Paul claimed that the raid was only in connection with investigations into looting at an Arizona mall in May 2020, where Paul and his teamed filmed a video.
Paul also tried to put down rumors that activities conducted by his associates could be a reason for the raid, claiming that he's removed anyone doing "malicious" things from his life.
While Paul didn't clarify who he was referring to, his associate Arman "Armani" Izadi's "Graffiti Mansion" event space in Las Vegas was also raided by agents.
Controversial YouTube stuntman, rapper, and professional fighter Jake Paul was the target of an August 5 FBI raid at his Calabasas mansion.
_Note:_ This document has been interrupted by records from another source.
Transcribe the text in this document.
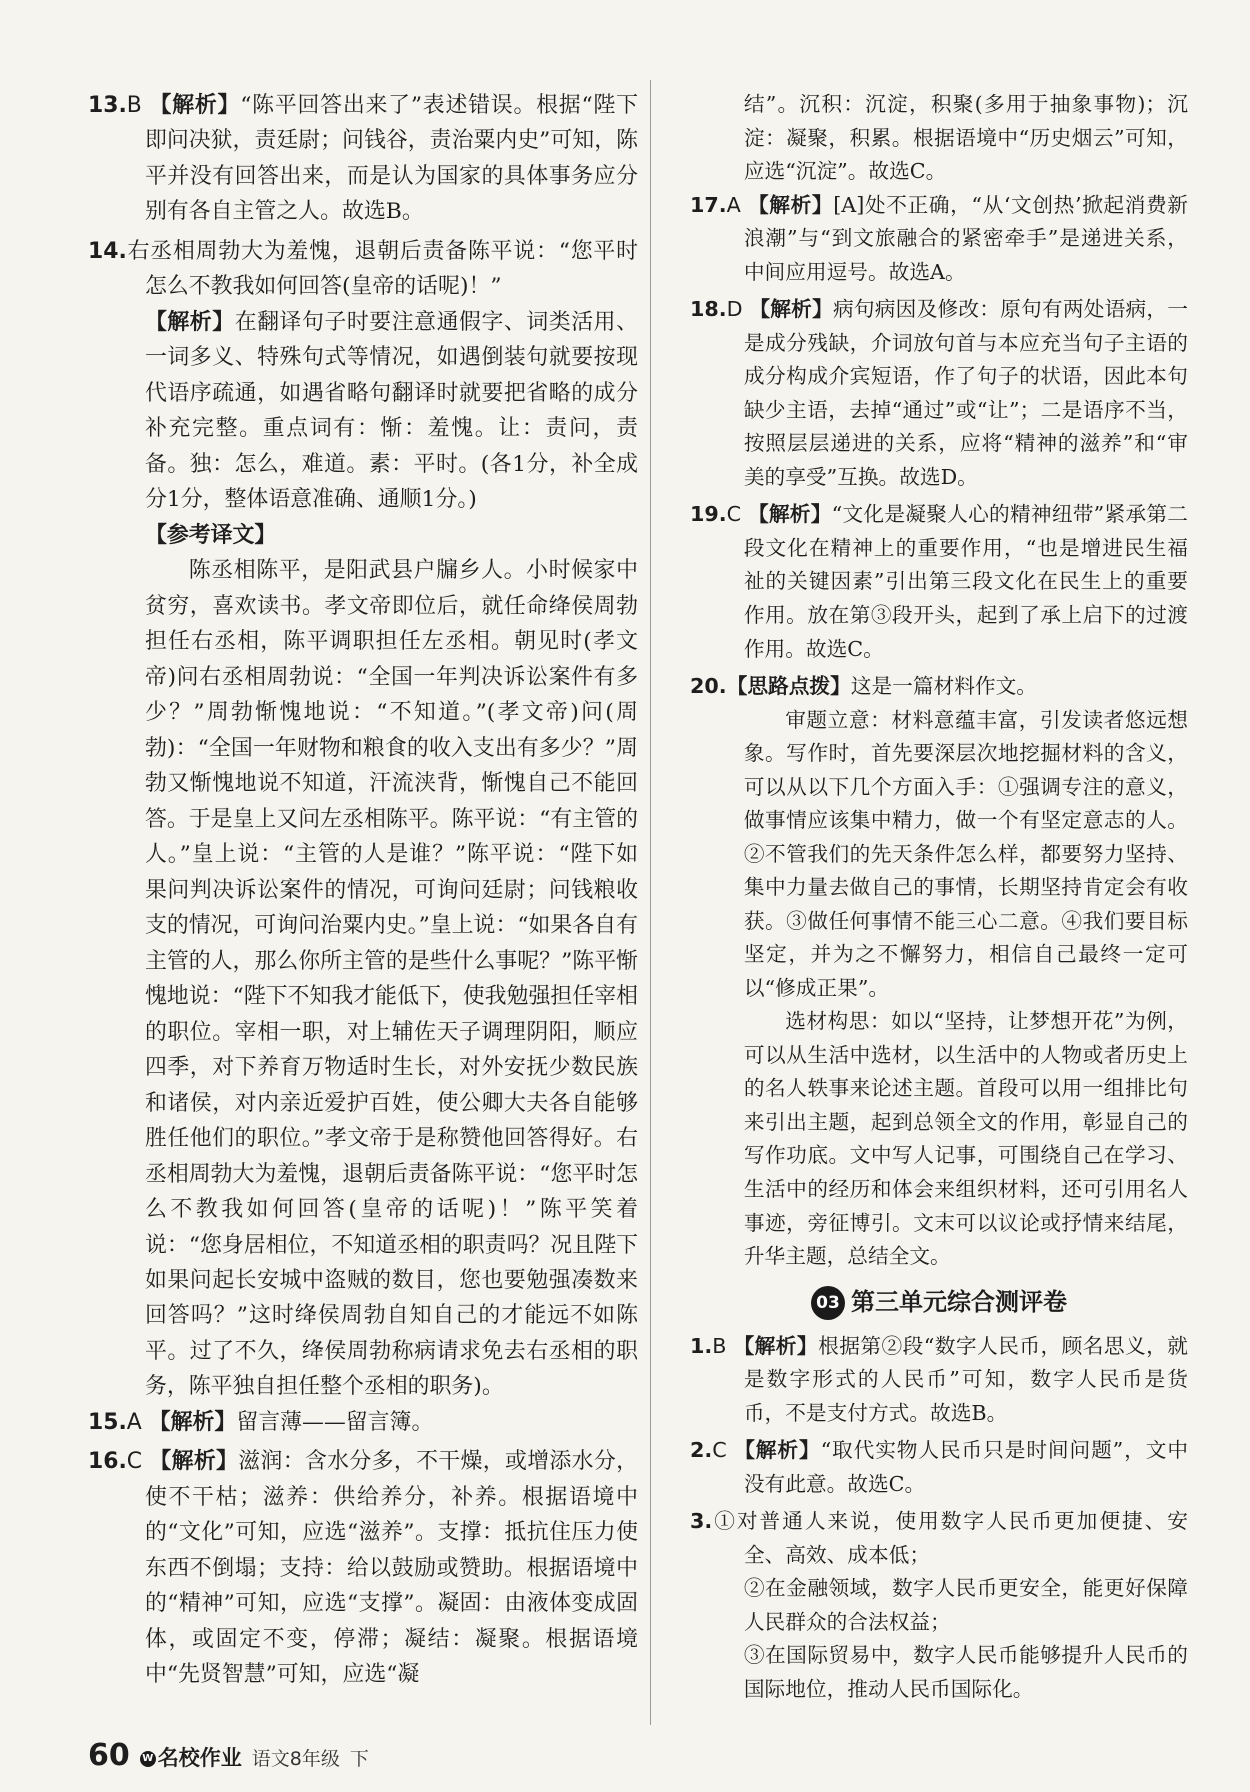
13.B 【解析】“陈平回答出来了”表述错误。根据“陛下即问决狱，责廷尉；问钱谷，责治粟内史”可知，陈平并没有回答出来，而是认为国家的具体事务应分别有各自主管之人。故选B。

14.右丞相周勃大为羞愧，退朝后责备陈平说：“您平时怎么不教我如何回答(皇帝的话呢)！”

【解析】在翻译句子时要注意通假字、词类活用、一词多义、特殊句式等情况，如遇倒装句就要按现代语序疏通，如遇省略句翻译时就要把省略的成分补充完整。重点词有：惭：羞愧。让：责问，责备。独：怎么，难道。素：平时。(各1分，补全成分1分，整体语意准确、通顺1分。)

【参考译文】

陈丞相陈平，是阳武县户牖乡人。小时候家中贫穷，喜欢读书。孝文帝即位后，就任命绛侯周勃担任右丞相，陈平调职担任左丞相。朝见时(孝文帝)问右丞相周勃说：“全国一年判决诉讼案件有多少？”周勃惭愧地说：“不知道。”(孝文帝)问(周勃)：“全国一年财物和粮食的收入支出有多少？”周勃又惭愧地说不知道，汗流浃背，惭愧自己不能回答。于是皇上又问左丞相陈平。陈平说：“有主管的人。”皇上说：“主管的人是谁？”陈平说：“陛下如果问判决诉讼案件的情况，可询问廷尉；问钱粮收支的情况，可询问治粟内史。”皇上说：“如果各自有主管的人，那么你所主管的是些什么事呢？”陈平惭愧地说：“陛下不知我才能低下，使我勉强担任宰相的职位。宰相一职，对上辅佐天子调理阴阳，顺应四季，对下养育万物适时生长，对外安抚少数民族和诸侯，对内亲近爱护百姓，使公卿大夫各自能够胜任他们的职位。”孝文帝于是称赞他回答得好。右丞相周勃大为羞愧，退朝后责备陈平说：“您平时怎么不教我如何回答(皇帝的话呢)！”陈平笑着说：“您身居相位，不知道丞相的职责吗？况且陛下如果问起长安城中盗贼的数目，您也要勉强凑数来回答吗？”这时绛侯周勃自知自己的才能远不如陈平。过了不久，绛侯周勃称病请求免去右丞相的职务，陈平独自担任整个丞相的职务)。

15.A 【解析】留言薄——留言簿。

16.C 【解析】滋润：含水分多，不干燥，或增添水分，使不干枯；滋养：供给养分，补养。根据语境中的“文化”可知，应选“滋养”。支撑：抵抗住压力使东西不倒塌；支持：给以鼓励或赞助。根据语境中的“精神”可知，应选“支撑”。凝固：由液体变成固体，或固定不变，停滞；凝结：凝聚。根据语境中“先贤智慧”可知，应选“凝

结”。沉积：沉淀，积聚(多用于抽象事物)；沉淀：凝聚，积累。根据语境中“历史烟云”可知，应选“沉淀”。故选C。

17.A 【解析】[A]处不正确，“从‘文创热’掀起消费新浪潮”与“到文旅融合的紧密牵手”是递进关系，中间应用逗号。故选A。

18.D 【解析】病句病因及修改：原句有两处语病，一是成分残缺，介词放句首与本应充当句子主语的成分构成介宾短语，作了句子的状语，因此本句缺少主语，去掉“通过”或“让”；二是语序不当，按照层层递进的关系，应将“精神的滋养”和“审美的享受”互换。故选D。

19.C 【解析】“文化是凝聚人心的精神纽带”紧承第二段文化在精神上的重要作用，“也是增进民生福祉的关键因素”引出第三段文化在民生上的重要作用。放在第③段开头，起到了承上启下的过渡作用。故选C。

20.【思路点拨】这是一篇材料作文。

审题立意：材料意蕴丰富，引发读者悠远想象。写作时，首先要深层次地挖掘材料的含义，可以从以下几个方面入手：①强调专注的意义，做事情应该集中精力，做一个有坚定意志的人。②不管我们的先天条件怎么样，都要努力坚持、集中力量去做自己的事情，长期坚持肯定会有收获。③做任何事情不能三心二意。④我们要目标坚定，并为之不懈努力，相信自己最终一定可以“修成正果”。

选材构思：如以“坚持，让梦想开花”为例，可以从生活中选材，以生活中的人物或者历史上的名人轶事来论述主题。首段可以用一组排比句来引出主题，起到总领全文的作用，彰显自己的写作功底。文中写人记事，可围绕自己在学习、生活中的经历和体会来组织材料，还可引用名人事迹，旁征博引。文末可以议论或抒情来结尾，升华主题，总结全文。

03 第三单元综合测评卷

1.B 【解析】根据第②段“数字人民币，顾名思义，就是数字形式的人民币”可知，数字人民币是货币，不是支付方式。故选B。

2.C 【解析】“取代实物人民币只是时间问题”，文中没有此意。故选C。

3.①对普通人来说，使用数字人民币更加便捷、安全、高效、成本低；

②在金融领域，数字人民币更安全，能更好保障人民群众的合法权益；

③在国际贸易中，数字人民币能够提升人民币的国际地位，推动人民币国际化。

60 W 名校作业 语文8年级 下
Now, over a week later, Paul has issued his first statement about the incident and is trying to put to speculation about him and his associates to bed.
The raid was accompanied by another search of the "Graffiti Mansion" event space in Las Vegas that belongs to Paul's associate Arman "Armani" Izadi, where Paul notably staged his wedding to influencer Tana Mongeau.
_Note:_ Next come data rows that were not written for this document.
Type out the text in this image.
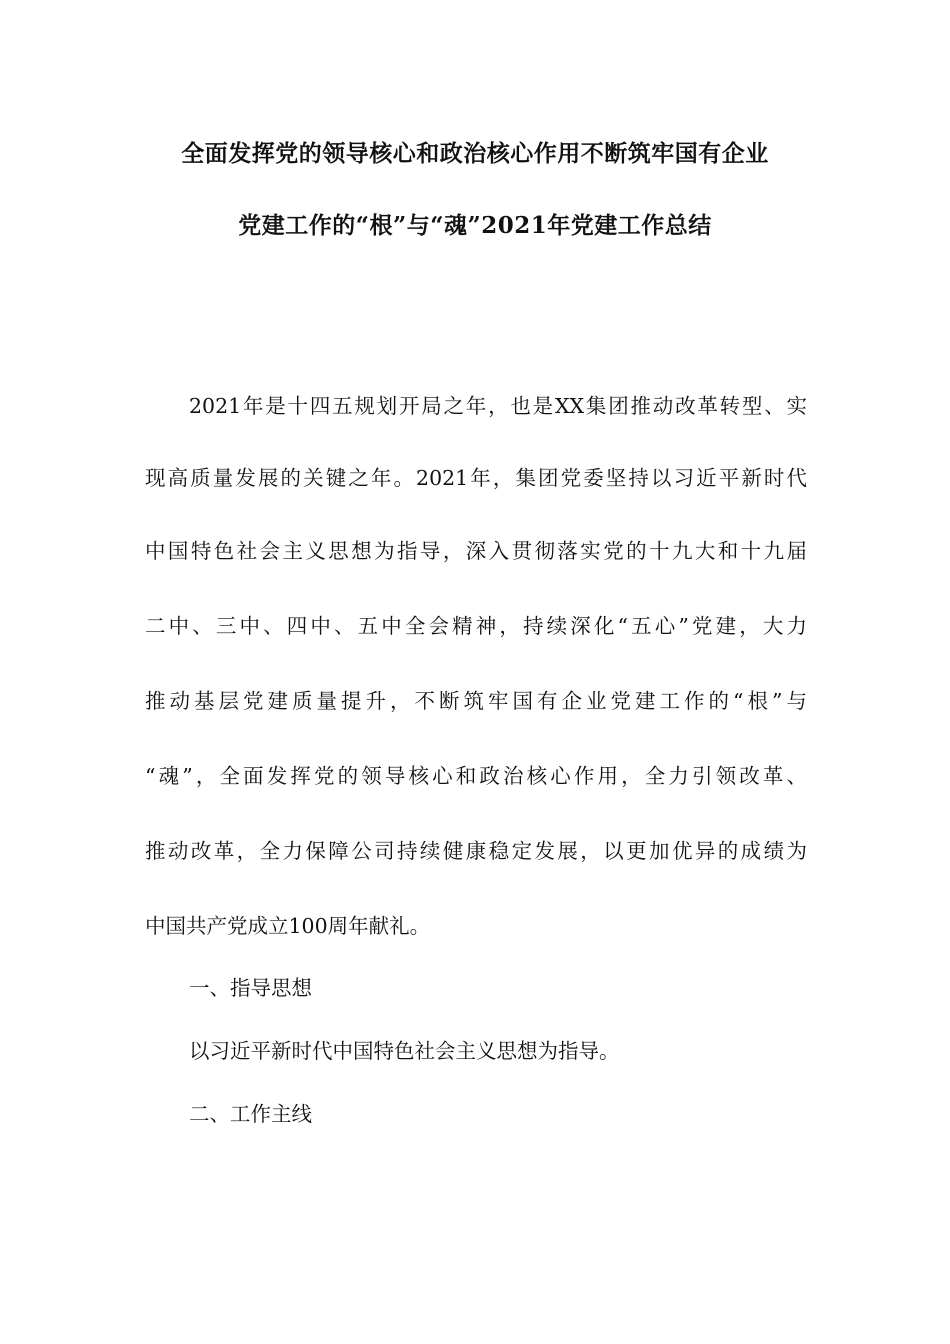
全面发挥党的领导核心和政治核心作用不断筑牢国有企业
党建工作的“根”与“魂”2021年党建工作总结
2021年是十四五规划开局之年，也是XX集团推动改革转型、实
现高质量发展的关键之年。2021年，集团党委坚持以习近平新时代
中国特色社会主义思想为指导，深入贯彻落实党的十九大和十九届
二中、三中、四中、五中全会精神，持续深化“五心”党建，大力
推动基层党建质量提升，不断筑牢国有企业党建工作的“根”与
“魂”，全面发挥党的领导核心和政治核心作用，全力引领改革、
推动改革，全力保障公司持续健康稳定发展，以更加优异的成绩为
中国共产党成立100周年献礼。
一、指导思想
以习近平新时代中国特色社会主义思想为指导。
二、工作主线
A spokesperson for the FBI told Insider the warrant affidavit is sealed, but also confirmed that the raids are in connection with investigations into looting that took place at an Arizona mall in May 2020 during the protests over the killing of George Floyd.
Paul traveled to the closed shopping mall and was filmed alongside individuals who appeared to snag a liquor bottle from a restaurant and hand it to Paul. Paul was initially charged with two misdemeanors: criminal trespassing and unlawful assembly.
The charges were dropped by the Scottsdale Police Department after the FBI raid "so that a federal criminal investigation can be completed," according to a press release, Fox News reported.
In a video statement released Wednesday addressing the search, Paul stated that the FBI raid on his home "is entirely related to the Arizona looting situation that had happened and it is an investigation."
"There are rumors about it having to do with so many other things that have nothing to do with me or my character, and the s--- that people are making up is absolutely absurd," Paul continued on to say. "But with that being said, when I become aware of someone around me who is doing malicious things, they are immediately cut out of my life."
"I don't put up with bulls---, I don't surround myself with bad people, and if someone does something bad, they will be removed from my life," he said.
Paul didn't clarify who he 'cut out' of his life, but there were multiple people with him at the mall in Arizona
Soon after the FBI raids were reported, speculation over Izadi's involvement took place. Not only did FBI agents raid his residence in Las Vegas, but Izadi took ownership for his role the night he, Paul, and several associates went to the Scottsdale Fashion Square.
Izadi even posted a picture of himself holding a sign that said "Charge Me Too" to his Instagram account after Pauls' misdemeanor charges were announced, but he later deleted the picture.
The "Graffiti Mansion" owner hasn't been with Paul for the past two weeks, as he's posted regularly to his accounts about being in Las Vegas, surrounded by women in bikinis refurbishing the event space and creating branded merchandise, including "Graffiti Mansion" face masks.
Izadi also has a criminal history. In 2013, Izadi was arrested in Las Vegas on 20 counts, including robbery, kidnapping, pandering (also known as pimping), and battery.
The charges were dropped after Izadi entered a plea deal on one count of pandering on, and Izadi maintains his innocence, describing the court proceedings as the "largest police corruption scandal in Las Vegas history" on his YouTube channel.
At the time of the trial, the Las Vegas Review-Journal reviewed police records and reported that "Izadi lured women to his prostitution ring with promises of immense wealth, his companionship, and most of all, his protection."
The Las Vegas Sun reported that a woman who says she tried to quit working as a prostitute was subjected to what she characterized as "water boarding" by Izadi.
In addition to Izadi's presence at the Scottsdale mall, Paul's videographer Andrew Blue posted videos to social media, including some of looters breaking a display car and of himself asking if someone could grab him "free cologne" from a Sephora that was being broken into.
After the Arizona videos became the target of social media ire, a petition to arrest Paul and his frequent YouTube collaborator Tanner Fox, who was also reportedly at the mall, received thousands of signatures.
Paul and his team didn't respond to Insider's request for comment, though he has resumed partying at his Calabasas residence, videos from the night of August 12 show.